Parenting a child who is being bullied has to be one of the most difficult things a mother and father can experience. What can you say to your child to make it better? How can you help them? I am fortunate to have extraordinary blogger Amy Williams here to provide us with some invaluable insights from her personal experience as a mom.
Parenting a Child Who’s Being Bullied
Our child would sometimes come home after school and walk right past me, straight to his room. I had assumed he needed little bit of time to decompress.
Once I heard him sobbing. My son is twelve years old, and it turns out he had been bullied for the past few months by a boy and a girl.
Dealing with this was difficult for both of us, but I learned a lot that I have found worth sharing. Parenting a child who’s being bullied takes innate parental sense as well as learned skills to navigate.
Keep an eye out for some telltale signs. These are a few suggestions on how to approach this dilemma described here.
What to Look For
In our chaotic world, it may be hard to notice signs of your child being bullied. Take a pause to look at and listen to your kid, it may be staring you right in the face.
Challenged School Grades – If grades are suffering, especially if your child usually doesn’t have a problem with school work, this could be an indication of a bullying issue.
Depression – Withdrawal from friends and family is often mistaken for teen angst. Yes, it’s normal for teens to be monosyllabic and mouthy, but if silent withdrawal occurs, it could be a problem they are trying to work out, or avoid.
Exhibit Violent Behavior – This is beyond bloody Xbox games. If your child begins to show aggressive responses, yelling, or an interest in “revenge,” take note.
Red Flag Words – Certain words can be indications of bullying. For example, if you ask your child how school was and they say there was “drama” or “messing around,” this could mean they are being bullied.
Hunger – That’s right, if your kid comes home more famished than usual, their lunch may be falling into bully hands. They can also be skipping lunch for fear of being made fun of.
Damage – Don’t assume your kid is just the scrappy type when they come home with a torn book bag or lost sneaker. These could be repercussions of being bullied.
These signs your child is being bullied may be the safety net your kid wants but is too afraid to ask for.
Getting Them to Open Up
Jerry Weichman, PhD, a licensed psychologist specializing in teens and tweens at California’s Hoag Neurosciences Institute, comments on why your child may not report being bullied:
“They may worry that admitting they’re victims will disappoint their parents.”
Be sure to address them gently, as many kids feel that reporting being bullied is tattling.
Cindy Miller, a recognized school social worker, psychotherapist and writer, reminds us:
“Reporting is stating that someone’s hurting you and you’re trying to get help. Tattling is trying to get someone in trouble.”
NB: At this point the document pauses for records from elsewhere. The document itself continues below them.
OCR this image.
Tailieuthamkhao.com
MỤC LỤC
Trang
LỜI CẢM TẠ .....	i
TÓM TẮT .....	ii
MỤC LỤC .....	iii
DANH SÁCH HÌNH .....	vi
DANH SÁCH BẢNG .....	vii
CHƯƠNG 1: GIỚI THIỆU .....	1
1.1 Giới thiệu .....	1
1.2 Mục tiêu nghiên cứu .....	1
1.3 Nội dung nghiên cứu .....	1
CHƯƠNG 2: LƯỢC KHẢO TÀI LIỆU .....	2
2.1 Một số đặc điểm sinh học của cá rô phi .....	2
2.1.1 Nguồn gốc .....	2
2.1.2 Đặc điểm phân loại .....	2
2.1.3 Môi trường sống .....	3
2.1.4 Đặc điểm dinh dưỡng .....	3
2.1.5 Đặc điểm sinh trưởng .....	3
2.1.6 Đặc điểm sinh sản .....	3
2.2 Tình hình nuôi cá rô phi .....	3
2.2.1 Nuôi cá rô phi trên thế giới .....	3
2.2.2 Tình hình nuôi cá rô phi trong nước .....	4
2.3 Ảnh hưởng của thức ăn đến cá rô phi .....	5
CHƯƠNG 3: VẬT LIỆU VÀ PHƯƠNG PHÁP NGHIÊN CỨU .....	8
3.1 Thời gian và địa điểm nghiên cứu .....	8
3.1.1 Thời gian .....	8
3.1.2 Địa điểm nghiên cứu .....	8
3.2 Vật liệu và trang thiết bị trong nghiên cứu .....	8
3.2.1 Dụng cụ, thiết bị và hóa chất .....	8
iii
Miller also recommends to avoid directly asking your child what’s wrong and instead pose separate questions such as the following:
“When you say, ‘messing around,’ did anyone get physical with you? Did someone spread a rumor about you or call you a name? How did you feel when the ‘drama’ occurred?”
“Who did you sit with at lunch today? Did you like your food? What did you and your friends talk about?”
Remember, don’t bombard them with questions, try to mask them as one-at-a-time, matter-of-fact statements to possibly get them to open up.
There is much shame connected to being bullied, especially when kids don’t want to stand up for themselves.
The signs of being cyberbullied are similar to some of those mentioned above. Dr. Weichman recommends purchasing some monitoring software first. This is an excellent tool to get a look at what’s going on, enabling parents to avoid going into the situation blind.
In the meantime, it is a good idea to brief your child on dealing with cyberbullying, regardless of whether they are a victim or not.
This would include teaching them to never respond to cyberbullying and always attempt to block, shut down and immediately report written, photographic, or video attacks.
Parenting a child who is being bullied should be approached as calmly as possible. Emotional overreactions only add to your child’s stress and causes them to crawl further into their shell.
Also keep in mind that there are now psychiatric professionals able to deal with helping bullied children cope.